The text is divided into five main sections: the personal stories of ‘Dancing in Odessa’, a re-envisioning of the life of Osip Mandelstam as Orpheus in ‘Musica Humana’, the love poems of ‘Natalia’, exploration of further literary influences in ‘The Travelling Musicians’, and the final ‘Praise’. Strong spiritual currents run throughout and the initial poem, ‘Author’s Prayer’, frames the collection as ‘a kind of petition’ to God – the poet vowing to ‘speak for the dead’ of his homeland, writing ‘the same poem over and over’ lest a blank page be taken as ‘the white flag of their surrender’. So devoted is Kaminsky to this petition that he resolves to praise ‘even the darkest days’ in his supplication: ‘Lord, / I will praise your madness’.

And there is much madness to speak of – a school is bombed, his grandfather is shot, a girl is ‘gassed in her prayer’. In response, we find suggestion that psychological survival through these dark days might partly be achieved and have been achieved through the wild distractions and defiance of imagination, the soul’s music and dance, and laughter. In ‘Aunt Rose’, laughter is ‘each day’s own little artillery’ and the poet describes how his grandmother would pull ‘imagination like a blanket’ over his head for comfort. In these two examples, we find defiance and distraction. However, music, dance, and laughter might also be seen as ways to celebrate life – to praise, if you will. This reveals a potential duality: the text seems to hold praise, or defiance, or both.

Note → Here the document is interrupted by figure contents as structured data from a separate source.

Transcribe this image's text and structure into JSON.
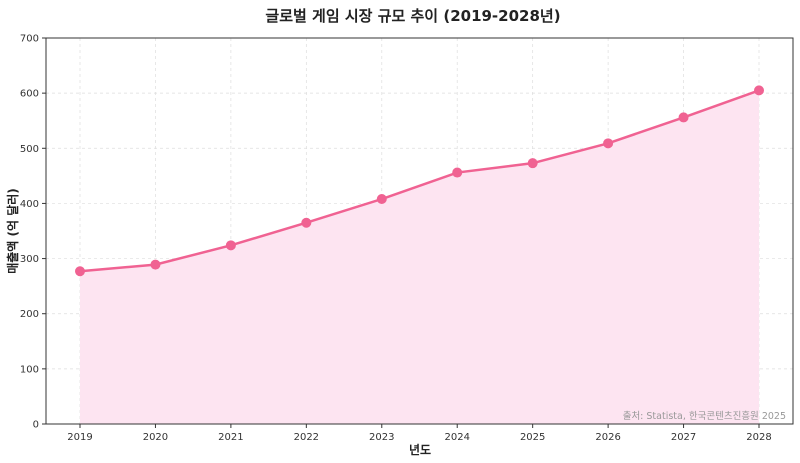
{
  "chart_data": {
    "type": "line",
    "title": "글로벌 게임 시장 규모 추이 (2019-2028년)",
    "xlabel": "년도",
    "ylabel": "매출액 (억 달러)",
    "categories": [
      "2019",
      "2020",
      "2021",
      "2022",
      "2023",
      "2024",
      "2025",
      "2026",
      "2027",
      "2028"
    ],
    "series": [
      {
        "name": "매출액",
        "values": [
          277,
          289,
          324,
          365,
          408,
          456,
          473,
          509,
          556,
          605
        ]
      }
    ],
    "ylim": [
      0,
      700
    ],
    "yticks": [
      "0",
      "100",
      "200",
      "300",
      "400",
      "500",
      "600",
      "700"
    ],
    "grid": true,
    "fill_under": true,
    "source_note": "출처: Statista, 한국콘텐츠진흥원 2025",
    "colors": {
      "line": "#f06292",
      "fill": "#fde4f1",
      "grid": "#dddddd"
    }
  }
}
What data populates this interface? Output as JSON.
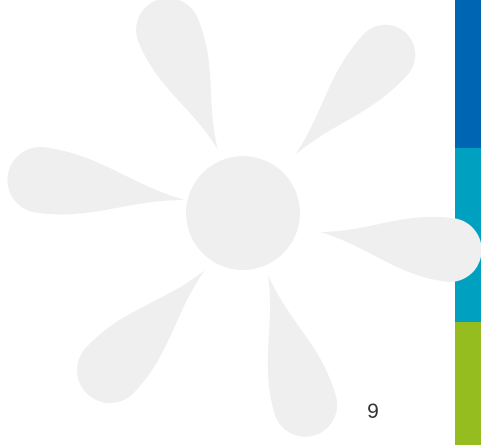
{
  "page_number": "9"
}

Moreover, further duplexity is found in vocabulary of contrasts, in contradictions, and in stories wherein dance accompanies moments of violence. Kaminsky’s mother ‘moves so fast – she is motionless’ and we meet an American tourist ‘whose forgetting is a plot against forgetting’. We see his Aunt Rose, ‘her soul walking on two feet, the soul or no soul’ and learn that in ‘a soldier’s uniform, in wooden shoes, she danced / at either end of day’.

Indeed, the centre of this collection is enduring dance, as it seems to be for Kaminsky in a broader sense: ‘At the centre of my life: my mother dances’. This aura of ‘dance’ emerges not only from repetition of the word itself, from frequent images of dancing, and from the poet’s choice of song forms related to dances, but it is also felt through linguistic circling, woven through every element of the text. Some titles are repeated, for example, ‘Dancing in Odessa’ is not only the title of the book, it entitles a section within the book, and appears twice as poem titles. Further repetitions and parallelism abound, creating a sensation of whirling – of seeing the same or similar images, fleetingly, again and again as one turns: ‘the evening is asleep inside her shoulder – her shoulder // rounded by sleep’, and ‘yes, we lived. / We lived, yes’. We read that Kaminsky’s mother ‘becomes a stranger and acts herself, opens / what is shut, shuts what is open’ and that he writes his ‘friends / into earth, into earth, into earth.

These syntactic and metrical structures not only give the feeling that one is spinning, they also emphasise the text’s wider rhythmic momentum, enhancing its sense of music and enlivenment. The speed with which we shift from image to image, and between observation or memory and imagination, is dizzying. It feels very much as though one has been swept up into the twists of a war, into a spiritual dance of praise, or both.

In essence, this book offers a visceral and graceful rendering of the complexities of war and faith, and there is far more grace to be discovered than could been covered here. What begins with the poet’s vow to petition the Lord, concludes with his being able to see past ‘the obscurer thoughts of God’, to see past the ‘madness’, and to retain his own faith. But the text also serves another important purpose – as Kaminsky has explained: ‘The formal elegies are on one side, a bow. But on the opposite side these people are alive, in my imagination, where they still are’. Through this collection, these people and their voices are able to live on, their dance is seen, and a powerful petition has been made.